• Cheshire3: A focus on high performance, network of workstations style operations. A scalable, extensible platform for information retrieval research. Scalable performance allows us to explore more resource intensive IR techniques.
  • JavaSpaces - high level coordination mechanism for distributed systems. Provides a light weight publish/subscribe distributed programming model
    • "messages" in a java space should be small. Use direct, point-to-point mechanisms for bulk data transfers.
    • Cheshire will have low volume transactions.
    • distributed transactions, leasing, events come for "free"
  • Use JaveSpaces to govern distributed transactions
    • search
    • display
    • update
  • A single operational model for Cheshire that encompasses single node installations, uniformly administered clusters, as well as independently administered federations.
    • every operation is a distributed operation
    • an operation is applied over a set of collections
    • collections
      • single node or cluster: can be partitions of other collections
      • federation: can be partitions or subsets of other collections. In other words, collections in a loosely coupled federation may have overlapping records.
      • Virtual Collection: the external interface (or view) to collections. A VC may present only part of the underlying real collection in its interface. A VC may grow or shrink dynamically within the bounds of the real collection. A search only needs to be done over documents in VC, not all documents in the collection. This gives us a way to logically partition a collection across a number of machines for performance increase, but with built in redundancy in the case of node failures. When a node failures, its VC is simply distributed (logically) to other nodes in the cluster.
      • Cheshire servers can be organized into server groups. A server group can be thought of as an administrative unit.
  • Designing for parallelism and scalability
    • One I/O worker per disk (conceptually). The philosophy here is that we don't want the OS to attempt more parallelism in software than actually exists in hardware. If Berkeley DB is intelligent about concurrent accesses to disk, we already have this effect and don't need to do anything special here.
    • One data worker for each data resource. Here, a data resource should not straddle multiple disks. The philosophy is that there is an optimal way to concurrently access each resource. And the data worker is responsible for scheduling this access.
    • One compute worker for each CPU (conceptually). The OS can be thought to be exactly this kind of worker. The OS knows about its CPU resources and schedules them accordingly.
    • One task worker for each task. A task may be protocol translation, search, display, update, etc.
    • A distinction should be made between task and data workers in the same address space and those in difference address spaces. In general, data intensive tranfers should happen only between data and task workers in the same address space. Task workers have direct read access to data. Writes are handled by background data workers.
    • use Profiling tools for performance tuning
  • Building an open system
    • Loosely coupled object architecture
    • distinguish between structural and behavioral patterns in an object architecture
    • superclasses captures the core contract, while interfaces capture ancillary contracts.
    • objects can be created on demand. If this is done (could be an attractive option for Document objects), it should be hidden from clients.

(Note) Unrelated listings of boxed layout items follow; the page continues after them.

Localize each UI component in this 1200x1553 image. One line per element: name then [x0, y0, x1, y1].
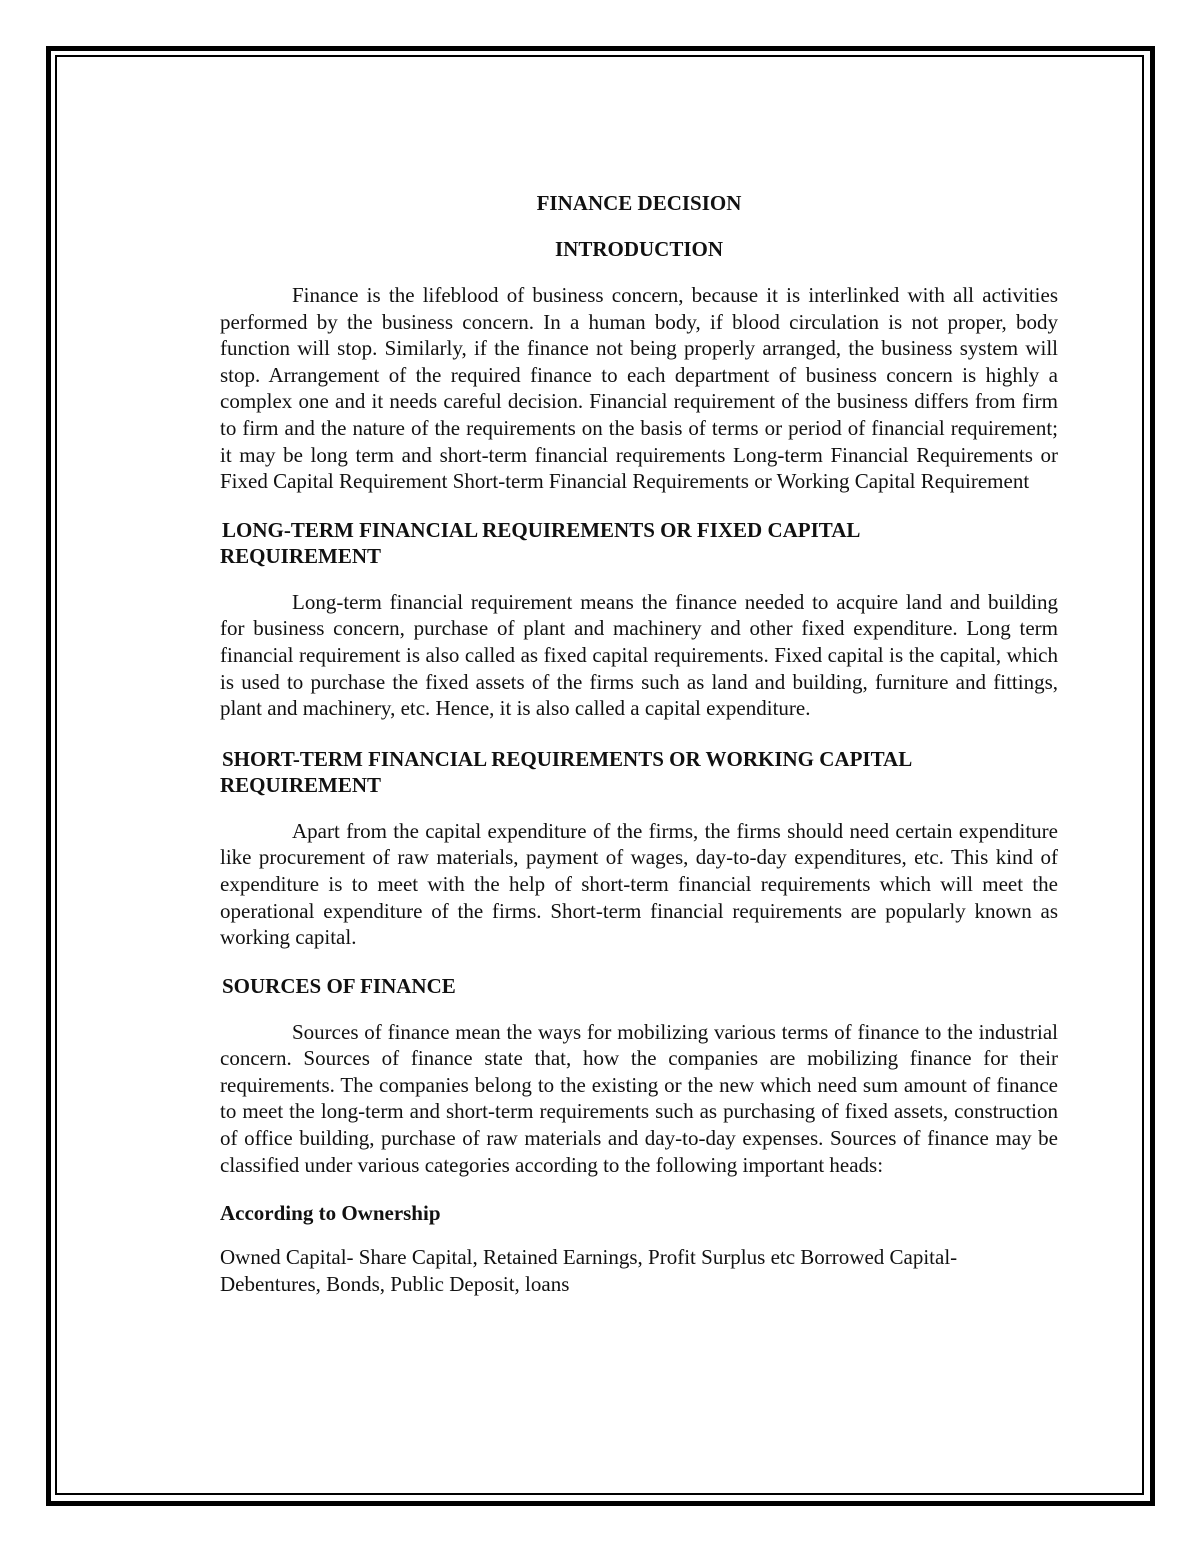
introduction-paragraph: Finance is the lifeblood of business concern, because it is interlinked with all activities performed by the business concern. In a human body, if blood circulation is not proper, body function will stop. Similarly, if the finance not being properly arranged, the business system will stop. Arrangement of the required finance to each department of business concern is highly a complex one and it needs careful decision. Financial requirement of the business differs from firm to firm and the nature of the requirements on the basis of terms or period of financial requirement; it may be long term and short-term financial requirements Long-term Financial Requirements or Fixed Capital Requirement Short-term Financial Requirements or Working Capital Requirement [220, 283, 1058, 494]
long-term-heading-line1: LONG-TERM FINANCIAL REQUIREMENTS OR FIXED CAPITAL [222, 517, 861, 542]
long-term-heading-line2: REQUIREMENT [220, 543, 382, 568]
short-term-heading-line2: REQUIREMENT [220, 772, 382, 797]
sources-paragraph: Sources of finance mean the ways for mobilizing various terms of finance to the industrial concern. Sources of finance state that, how the companies are mobilizing finance for their requirements. The companies belong to the existing or the new which need sum amount of finance to meet the long-term and short-term requirements such as purchasing of fixed assets, construction of office building, purchase of raw materials and day-to-day expenses. Sources of finance may be classified under various categories according to the following important heads: [220, 1019, 1058, 1177]
sources-section [220, 973, 1058, 1179]
document-title: FINANCE DECISION [536, 191, 742, 215]
short-term-section [220, 746, 1058, 951]
short-term-heading [220, 746, 1058, 798]
introduction-heading: INTRODUCTION [554, 237, 724, 261]
ownership-line1: Owned Capital- Share Capital, Retained Earnings, Profit Surplus etc Borrowed Capital- [220, 1245, 958, 1270]
ownership-section [220, 1200, 1058, 1297]
ownership-paragraph [220, 1244, 1058, 1297]
ownership-heading: According to Ownership [220, 1201, 441, 1226]
long-term-paragraph: Long-term financial requirement means the finance needed to acquire land and building for business concern, purchase of plant and machinery and other fixed expenditure. Long term financial requirement is also called as fixed capital requirements. Fixed capital is the capital, which is used to purchase the fixed assets of the firms such as land and building, furniture and fittings, plant and machinery, etc. Hence, it is also called a capital expenditure. [220, 589, 1058, 721]
short-term-paragraph: Apart from the capital expenditure of the firms, the firms should need certain expenditure like procurement of raw materials, payment of wages, day-to-day expenditures, etc. This kind of expenditure is to meet with the help of short-term financial requirements which will meet the operational expenditure of the firms. Short-term financial requirements are popularly known as working capital. [220, 818, 1058, 950]
ownership-line2: Debentures, Bonds, Public Deposit, loans [220, 1271, 570, 1296]
long-term-section [220, 517, 1058, 722]
long-term-heading [220, 517, 1058, 569]
sources-heading [220, 973, 1058, 999]
document-body [220, 186, 1058, 1297]
sources-heading-text: SOURCES OF FINANCE [222, 973, 456, 998]
short-term-heading-line1: SHORT-TERM FINANCIAL REQUIREMENTS OR WORKING CAPITAL [222, 746, 913, 771]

    • object composition (black box reuse) is more reusable than class inheritance (white box reuse)
    • Reduce the proliferation of types with "unsupported operation" exceptions. That is, define broad, general types and leave it to implementation to support or refuse operations.
    • Override uncaughtException in root threadgroup for error handling. All threads should be decendents of root group.
    • Follow these code conventions where practical.
    • Packages contain functionally related classes and do not necessarily reflect on structural patterns. For example, although index and retrieval objects are aggregated under (managed by) document objects, the index and retrieval packages are not subpackages of the document package. Using packages to document structural patterns is both unnecessary and insufficient. They are, however, a useful way to define behavioral groups; the document package deals with documents, index package deals with indexing, etc.